Previous theoretical studies had already provided evidence that orientation selectivity – an important feature of basic visual processing – can emerge in randomly connected networks that could, regarding their architecture, also serve many other purposes. The new study now presents several additional insights. First, it shows that contrast-invariant orientation selectivity arises in many different regimes of brain dynamics, e.g. in fluctuation and mean driven as well as in synchronous and asynchronous regimes of network activity.
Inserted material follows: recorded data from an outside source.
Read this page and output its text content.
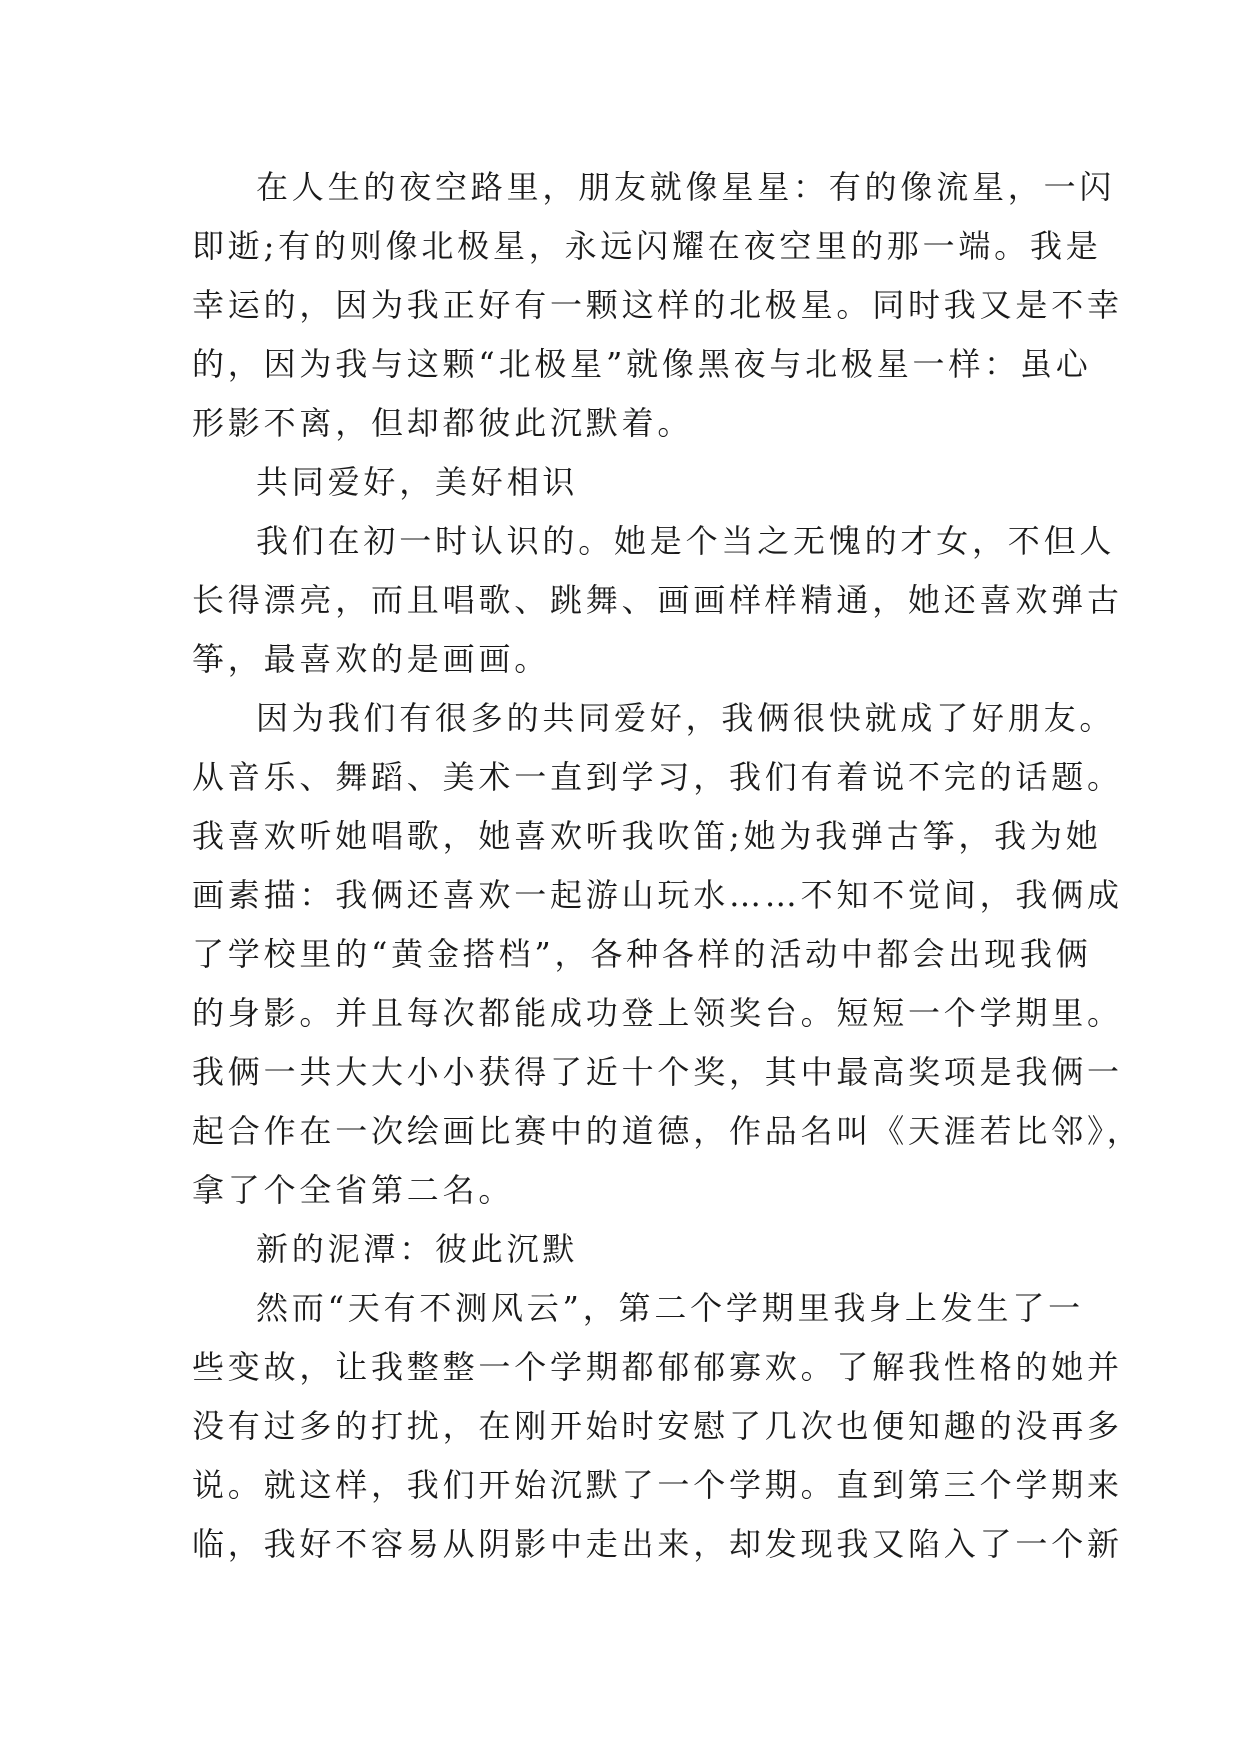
在人生的夜空路里，朋友就像星星：有的像流星，一闪
即逝;有的则像北极星，永远闪耀在夜空里的那一端。我是
幸运的，因为我正好有一颗这样的北极星。同时我又是不幸
的，因为我与这颗“北极星”就像黑夜与北极星一样：虽心
形影不离，但却都彼此沉默着。
共同爱好，美好相识
我们在初一时认识的。她是个当之无愧的才女，不但人
长得漂亮，而且唱歌、跳舞、画画样样精通，她还喜欢弹古
筝，最喜欢的是画画。
因为我们有很多的共同爱好，我俩很快就成了好朋友。
从音乐、舞蹈、美术一直到学习，我们有着说不完的话题。
我喜欢听她唱歌，她喜欢听我吹笛;她为我弹古筝，我为她
画素描：我俩还喜欢一起游山玩水……不知不觉间，我俩成
了学校里的“黄金搭档”，各种各样的活动中都会出现我俩
的身影。并且每次都能成功登上领奖台。短短一个学期里。
我俩一共大大小小获得了近十个奖，其中最高奖项是我俩一
起合作在一次绘画比赛中的道德，作品名叫《天涯若比邻》，
拿了个全省第二名。
新的泥潭：彼此沉默
然而“天有不测风云”，第二个学期里我身上发生了一
些变故，让我整整一个学期都郁郁寡欢。了解我性格的她并
没有过多的打扰，在刚开始时安慰了几次也便知趣的没再多
说。就这样，我们开始沉默了一个学期。直到第三个学期来
临，我好不容易从阴影中走出来，却发现我又陷入了一个新
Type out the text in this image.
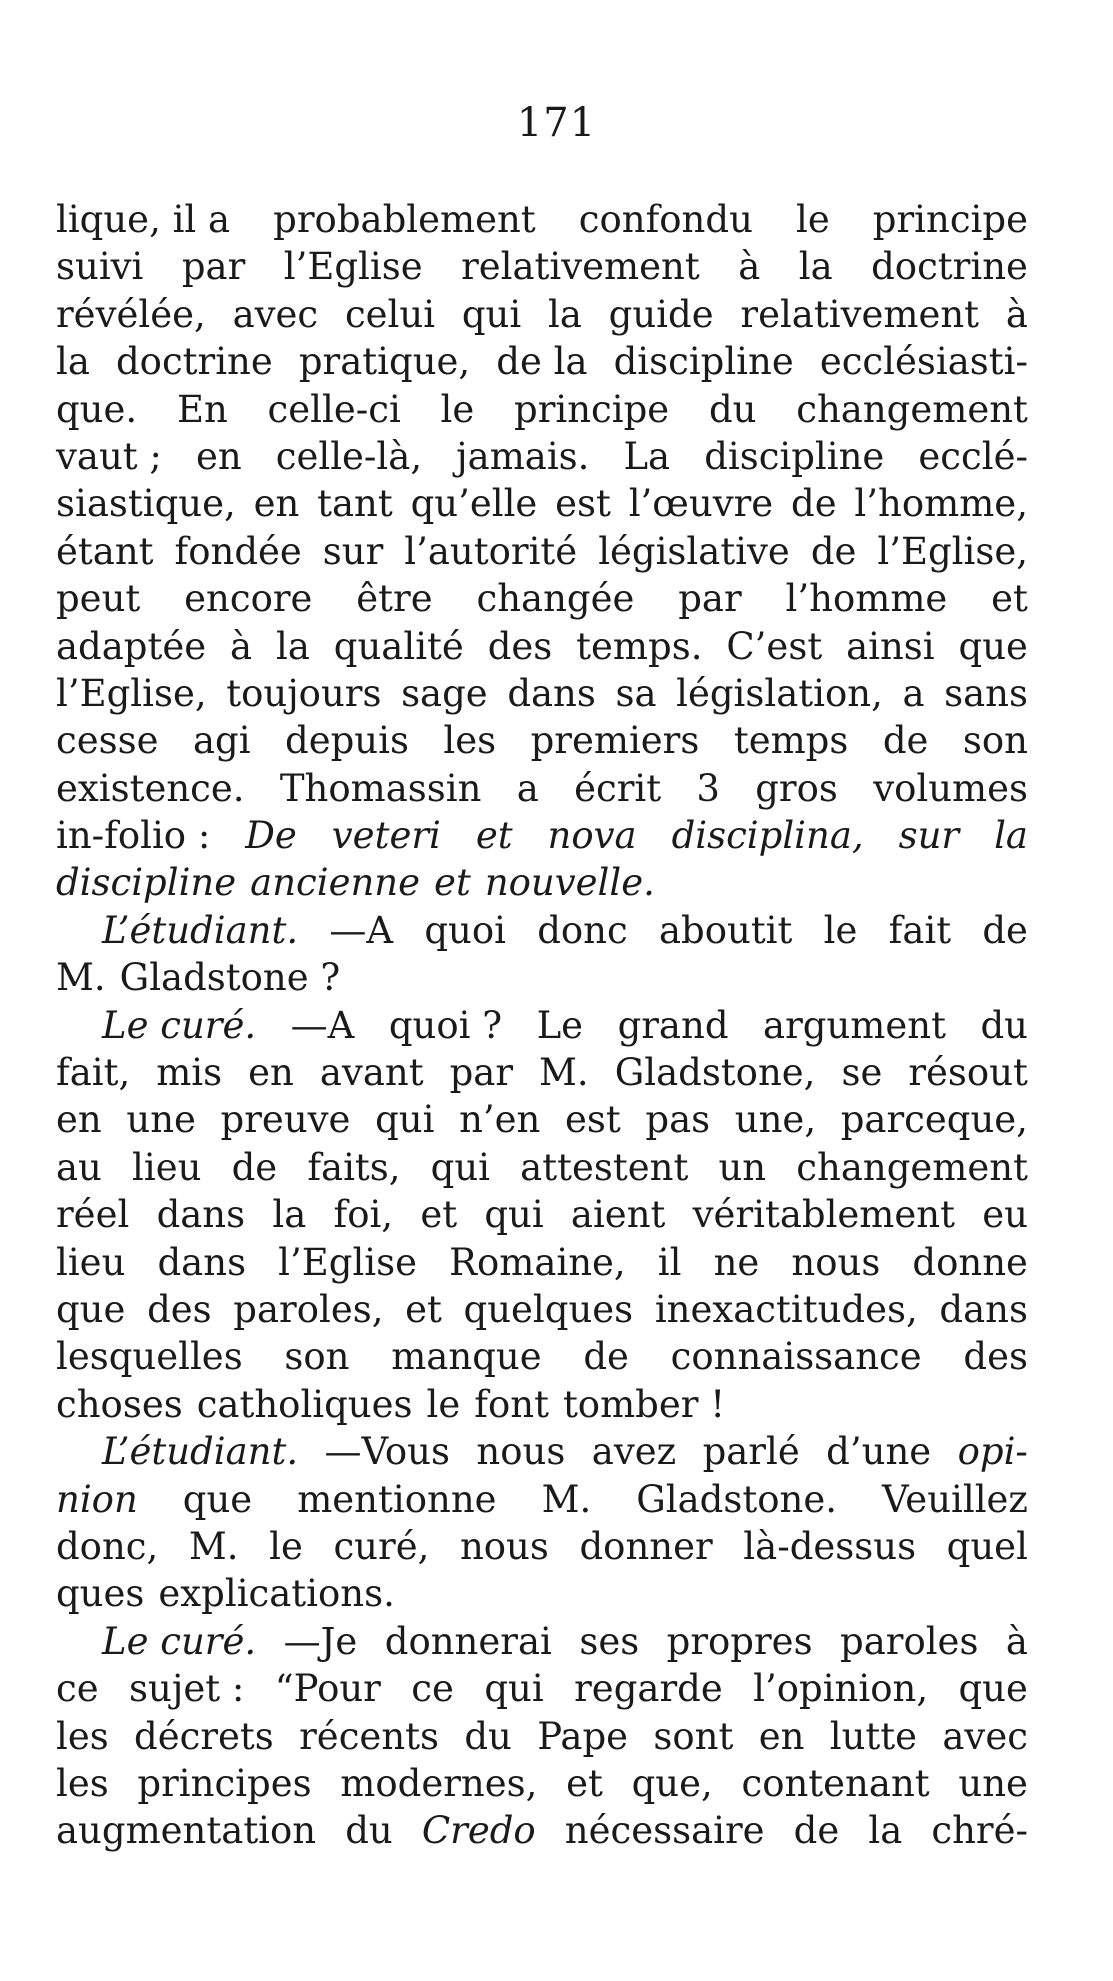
171
lique, il a probablement confondu le principe
suivi par l’Eglise relativement à la doctrine
révélée, avec celui qui la guide relativement à
la doctrine pratique, de la discipline ecclésiasti-
que. En celle-ci le principe du changement
vaut ; en celle-là, jamais. La discipline ecclé-
siastique, en tant qu’elle est l’œuvre de l’homme,
étant fondée sur l’autorité législative de l’Eglise,
peut encore être changée par l’homme et
adaptée à la qualité des temps. C’est ainsi que
l’Eglise, toujours sage dans sa législation, a sans
cesse agi depuis les premiers temps de son
existence. Thomassin a écrit 3 gros volumes
in-folio : De veteri et nova disciplina, sur la
discipline ancienne et nouvelle.
L’étudiant. —A quoi donc aboutit le fait de
M. Gladstone ?
Le curé. —A quoi ? Le grand argument du
fait, mis en avant par M. Gladstone, se résout
en une preuve qui n’en est pas une, parceque,
au lieu de faits, qui attestent un changement
réel dans la foi, et qui aient véritablement eu
lieu dans l’Eglise Romaine, il ne nous donne
que des paroles, et quelques inexactitudes, dans
lesquelles son manque de connaissance des
choses catholiques le font tomber !
L’étudiant. —Vous nous avez parlé d’une opi-
nion que mentionne M. Gladstone. Veuillez
donc, M. le curé, nous donner là-dessus quel
ques explications.
Le curé. —Je donnerai ses propres paroles à
ce sujet : “Pour ce qui regarde l’opinion, que
les décrets récents du Pape sont en lutte avec
les principes modernes, et que, contenant une
augmentation du Credo nécessaire de la chré-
Moreover, the detailed computational analysis of network responses allowed the authors to disentangle the exact mechanisms that underlie orientation processing in model networks. Of special interest are the different roles of linear mechanisms vs. nonlinear ones, like input rectification (i.e. the fact that neurons cannot respond to input below a certain threshold) or supralinear responses (i.e. cell responses that are larger than a linear summation of input). The authors show that linear mechanisms are in principle sufficient for strongly tuned and contrast-invariant neuronal output to emerge, whereas nonlinear mechanisms are responsible for the “fine-tuning”, which makes the neuronal responses even more specific. In order to understand how the circuits underlying orientation selectivity really work, this assignment of neuronal mechanisms to known features of visual processing is essential, and it was conspicuously lacking in previous theoretical studies.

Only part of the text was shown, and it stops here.